Substrate controls on the longitudinal profile of bedrock channels: Implications for reach‐scale roughness

Abstract

In this paper we examine the relationships among bedrock properties and hydraulics in shaping bedrock channel morphology at the reach scale. The Ocoee River and four other bedrock streams in the Blue Ridge province of the southeastern United States, which have reach‐scale differences in bedrock erodibility controlled by lithologic and structural variation, are the focus of this study. We describe a simple conceptual model for concentrated erosion in bedrock channels and test three hypotheses in order to investigate the interactions among rock erodibility, characteristics of undulating rib‐like bed forms, reach‐scale gradient, and hydraulic roughness and energy dissipation.

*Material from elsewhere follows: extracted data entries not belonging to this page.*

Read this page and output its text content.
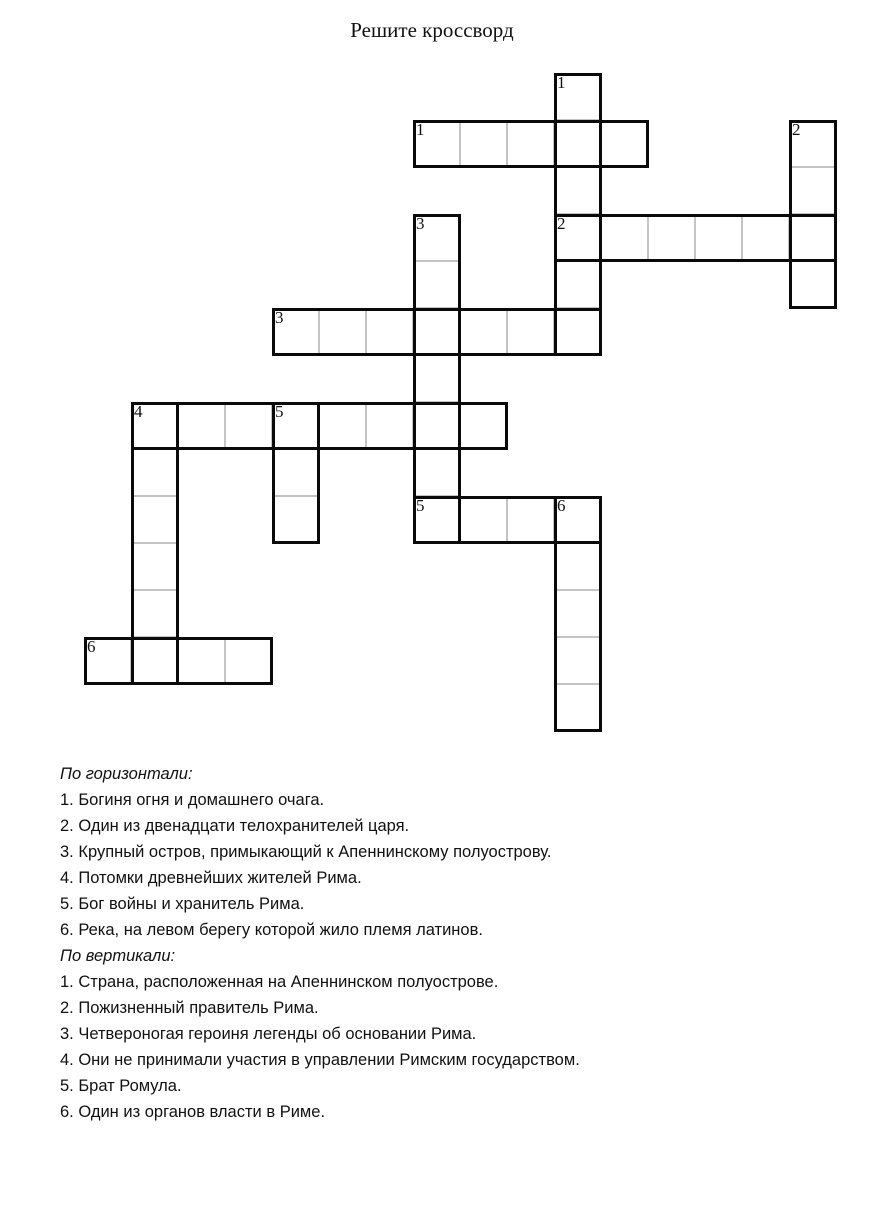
Решите кроссворд
1
2
3
4	5
5	6
6
1
2
3
По горизонтали:
1. Богиня огня и домашнего очага.
2. Один из двенадцати телохранителей царя.
3. Крупный остров, примыкающий к Апеннинскому полуострову.
4. Потомки древнейших жителей Рима.
5. Бог войны и хранитель Рима.
6. Река, на левом берегу которой жило племя латинов.
По вертикали:
1. Страна, расположенная на Апеннинском полуострове.
2. Пожизненный правитель Рима.
3. Четвероногая героиня легенды об основании Рима.
4. Они не принимали участия в управлении Римским государством.
5. Брат Ромула.
6. Один из органов власти в Риме.
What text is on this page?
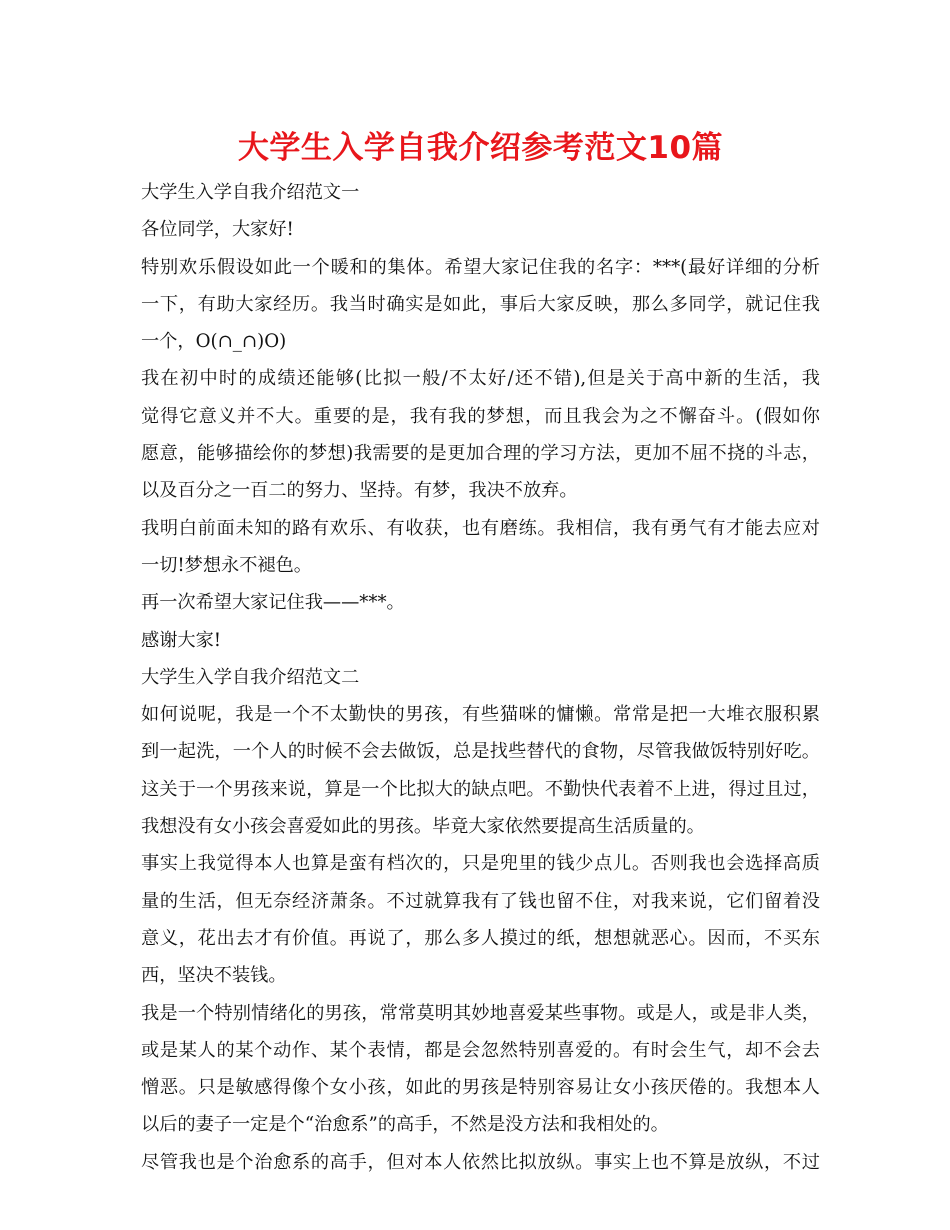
大学生入学自我介绍参考范文10篇
大学生入学自我介绍范文一
各位同学，大家好!
特别欢乐假设如此一个暖和的集体。希望大家记住我的名字：***(最好详细的分析
一下，有助大家经历。我当时确实是如此，事后大家反映，那么多同学，就记住我
一个，O(∩_∩)O)
我在初中时的成绩还能够(比拟一般/不太好/还不错),但是关于高中新的生活，我
觉得它意义并不大。重要的是，我有我的梦想，而且我会为之不懈奋斗。(假如你
愿意，能够描绘你的梦想)我需要的是更加合理的学习方法，更加不屈不挠的斗志，
以及百分之一百二的努力、坚持。有梦，我决不放弃。
我明白前面未知的路有欢乐、有收获，也有磨练。我相信，我有勇气有才能去应对
一切!梦想永不褪色。
再一次希望大家记住我——***。
感谢大家!
大学生入学自我介绍范文二
如何说呢，我是一个不太勤快的男孩，有些猫咪的慵懒。常常是把一大堆衣服积累
到一起洗，一个人的时候不会去做饭，总是找些替代的食物，尽管我做饭特别好吃。
这关于一个男孩来说，算是一个比拟大的缺点吧。不勤快代表着不上进，得过且过，
我想没有女小孩会喜爱如此的男孩。毕竟大家依然要提高生活质量的。
事实上我觉得本人也算是蛮有档次的，只是兜里的钱少点儿。否则我也会选择高质
量的生活，但无奈经济萧条。不过就算我有了钱也留不住，对我来说，它们留着没
意义，花出去才有价值。再说了，那么多人摸过的纸，想想就恶心。因而，不买东
西，坚决不装钱。
我是一个特别情绪化的男孩，常常莫明其妙地喜爱某些事物。或是人，或是非人类，
或是某人的某个动作、某个表情，都是会忽然特别喜爱的。有时会生气，却不会去
憎恶。只是敏感得像个女小孩，如此的男孩是特别容易让女小孩厌倦的。我想本人
以后的妻子一定是个“治愈系”的高手，不然是没方法和我相处的。
尽管我也是个治愈系的高手，但对本人依然比拟放纵。事实上也不算是放纵，不过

Substrate differences correlate with variation in reach morphology (i.e., gradient, bed form orientation, and amplitude), such that less erodible substrates are associated with steeper reach gradient and with transversely oriented ribs of greater amplitude. One‐dimensional modeling in HEC‐RAS indicated that in the reach with the least erodible substrate and greatest bed slope and rib amplitude, the reach‐averaged hydraulic roughness was the greatest. Increased hydraulic roughness in steeper reaches points to the importance of positive and negative feedbacks in these systems: Greater substrate erosional resistance limits profile lowering, which likely creates steeper bed slopes and greater stream power, creating a self‐enhancing feedback. This local increase in stream power is balanced by increased roughness resulting from the erosional processes that produce bedrock ribs, which represents a self‐regulating feedback. The overall result reflects quantifiable adjustments between substrate resistance and hydraulic driving forces in bedrock channels.